I’m trying to stay positive, because winter will end and the particular conditions that make this winter so godawful will also (at least, theoretically) end. Spring will breeze through on a cloud of pollen and pent up frustration. The temperatures will rise. The days will lengthen. I’ll stow the sweaters in a drawer with a bunch of mothballs and eat peaches and burrata for days and feel like a human being again.
In the meantime, I’m trying to remember if there was ever a grain of truth to my youthful Winter fandom.

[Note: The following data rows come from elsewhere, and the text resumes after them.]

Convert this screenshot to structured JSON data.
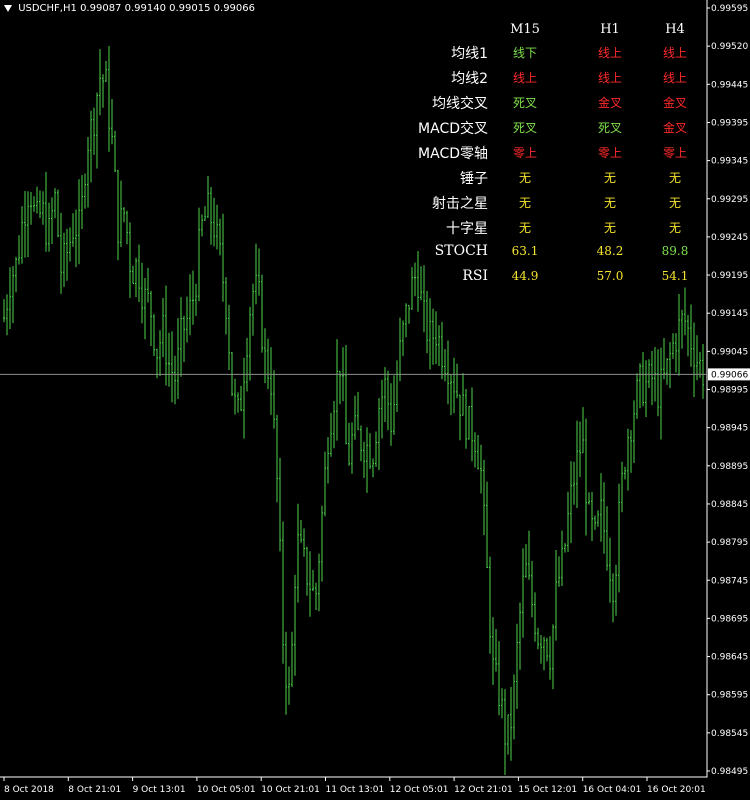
{
  "header": {
    "symbol": "USDCHF,H1",
    "ohlc": "0.99087 0.99140 0.99015 0.99066"
  },
  "colors": {
    "background": "#000000",
    "bar": "#4cd44c",
    "price_line": "#8d8d8d",
    "price_tag_bg": "#ffffff",
    "green": "#7ee04a",
    "red": "#ff2a2a",
    "yellow": "#f5e32c"
  },
  "price_axis": {
    "labels": [
      "0.99595",
      "0.99520",
      "0.99445",
      "0.99395",
      "0.99345",
      "0.99295",
      "0.99245",
      "0.99195",
      "0.99145",
      "0.99045",
      "0.98995",
      "0.98945",
      "0.98895",
      "0.98845",
      "0.98795",
      "0.98745",
      "0.98695",
      "0.98645",
      "0.98595",
      "0.98545",
      "0.98495"
    ],
    "current": "0.99066"
  },
  "time_axis": {
    "labels": [
      "8 Oct 2018",
      "8 Oct 21:01",
      "9 Oct 13:01",
      "10 Oct 05:01",
      "10 Oct 21:01",
      "11 Oct 13:01",
      "12 Oct 05:01",
      "12 Oct 21:01",
      "15 Oct 12:01",
      "16 Oct 04:01",
      "16 Oct 20:01"
    ]
  },
  "dashboard": {
    "columns": [
      "M15",
      "H1",
      "H4"
    ],
    "rows": [
      {
        "label": "均线1",
        "cells": [
          {
            "text": "线下",
            "color": "green"
          },
          {
            "text": "线上",
            "color": "red"
          },
          {
            "text": "线上",
            "color": "red"
          }
        ]
      },
      {
        "label": "均线2",
        "cells": [
          {
            "text": "线上",
            "color": "red"
          },
          {
            "text": "线上",
            "color": "red"
          },
          {
            "text": "线上",
            "color": "red"
          }
        ]
      },
      {
        "label": "均线交叉",
        "cells": [
          {
            "text": "死叉",
            "color": "green"
          },
          {
            "text": "金叉",
            "color": "red"
          },
          {
            "text": "金叉",
            "color": "red"
          }
        ]
      },
      {
        "label": "MACD交叉",
        "cells": [
          {
            "text": "死叉",
            "color": "green"
          },
          {
            "text": "死叉",
            "color": "green"
          },
          {
            "text": "金叉",
            "color": "red"
          }
        ]
      },
      {
        "label": "MACD零轴",
        "cells": [
          {
            "text": "零上",
            "color": "red"
          },
          {
            "text": "零上",
            "color": "red"
          },
          {
            "text": "零上",
            "color": "red"
          }
        ]
      },
      {
        "label": "锤子",
        "cells": [
          {
            "text": "无",
            "color": "yellow"
          },
          {
            "text": "无",
            "color": "yellow"
          },
          {
            "text": "无",
            "color": "yellow"
          }
        ]
      },
      {
        "label": "射击之星",
        "cells": [
          {
            "text": "无",
            "color": "yellow"
          },
          {
            "text": "无",
            "color": "yellow"
          },
          {
            "text": "无",
            "color": "yellow"
          }
        ]
      },
      {
        "label": "十字星",
        "cells": [
          {
            "text": "无",
            "color": "yellow"
          },
          {
            "text": "无",
            "color": "yellow"
          },
          {
            "text": "无",
            "color": "yellow"
          }
        ]
      },
      {
        "label": "STOCH",
        "cells": [
          {
            "text": "63.1",
            "color": "yellow"
          },
          {
            "text": "48.2",
            "color": "yellow"
          },
          {
            "text": "89.8",
            "color": "green"
          }
        ]
      },
      {
        "label": "RSI",
        "cells": [
          {
            "text": "44.9",
            "color": "yellow"
          },
          {
            "text": "57.0",
            "color": "yellow"
          },
          {
            "text": "54.1",
            "color": "yellow"
          }
        ]
      }
    ]
  },
  "chart_data": {
    "type": "candlestick",
    "symbol": "USDCHF",
    "timeframe": "H1",
    "ylim": [
      0.9847,
      0.9962
    ],
    "current_price": 0.99066,
    "price_series_approx": [
      0.9915,
      0.9921,
      0.9923,
      0.993,
      0.9935,
      0.9929,
      0.9931,
      0.9927,
      0.9933,
      0.9922,
      0.9925,
      0.9929,
      0.9928,
      0.9941,
      0.9944,
      0.9951,
      0.995,
      0.9941,
      0.9928,
      0.9931,
      0.9922,
      0.9923,
      0.9918,
      0.9917,
      0.991,
      0.9913,
      0.9908,
      0.9906,
      0.9913,
      0.9915,
      0.9919,
      0.9928,
      0.9931,
      0.9929,
      0.9924,
      0.9917,
      0.9903,
      0.99,
      0.991,
      0.9919,
      0.9919,
      0.9909,
      0.9906,
      0.989,
      0.9865,
      0.9858,
      0.9882,
      0.9879,
      0.9876,
      0.9873,
      0.9885,
      0.9898,
      0.9904,
      0.9909,
      0.9893,
      0.9898,
      0.9897,
      0.9896,
      0.9895,
      0.9902,
      0.9905,
      0.9899,
      0.9908,
      0.9914,
      0.9919,
      0.9922,
      0.9915,
      0.9912,
      0.9913,
      0.991,
      0.9908,
      0.9905,
      0.9902,
      0.9899,
      0.9898,
      0.9893,
      0.9877,
      0.9862,
      0.9859,
      0.9852,
      0.9856,
      0.9869,
      0.9878,
      0.9873,
      0.9868,
      0.9868,
      0.9865,
      0.9875,
      0.9879,
      0.9887,
      0.9893,
      0.9897,
      0.9885,
      0.9882,
      0.9886,
      0.988,
      0.9875,
      0.9888,
      0.9897,
      0.9901,
      0.9905,
      0.9905,
      0.9906,
      0.9904,
      0.9906,
      0.991,
      0.9913,
      0.9915,
      0.9912,
      0.9909,
      0.9907
    ]
  }
}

Is there some part of my past I can channel? If I pull out the Doc Martens and stomp around my yard with Jesus and Mary Chain in the headphones, might I find some momentary reprieve in the Big Dumb Sad Angry of yore? The groundhog saw his shadow and it’s 36 days until spring. Worth a shot, I guess.
Picture today is of me in Central Park, peak Winter Layers era (circa 1997).
As of this writing, 80,317,150 people have recovered from Covid-19. Globally, 159 million vaccine doses have been administered.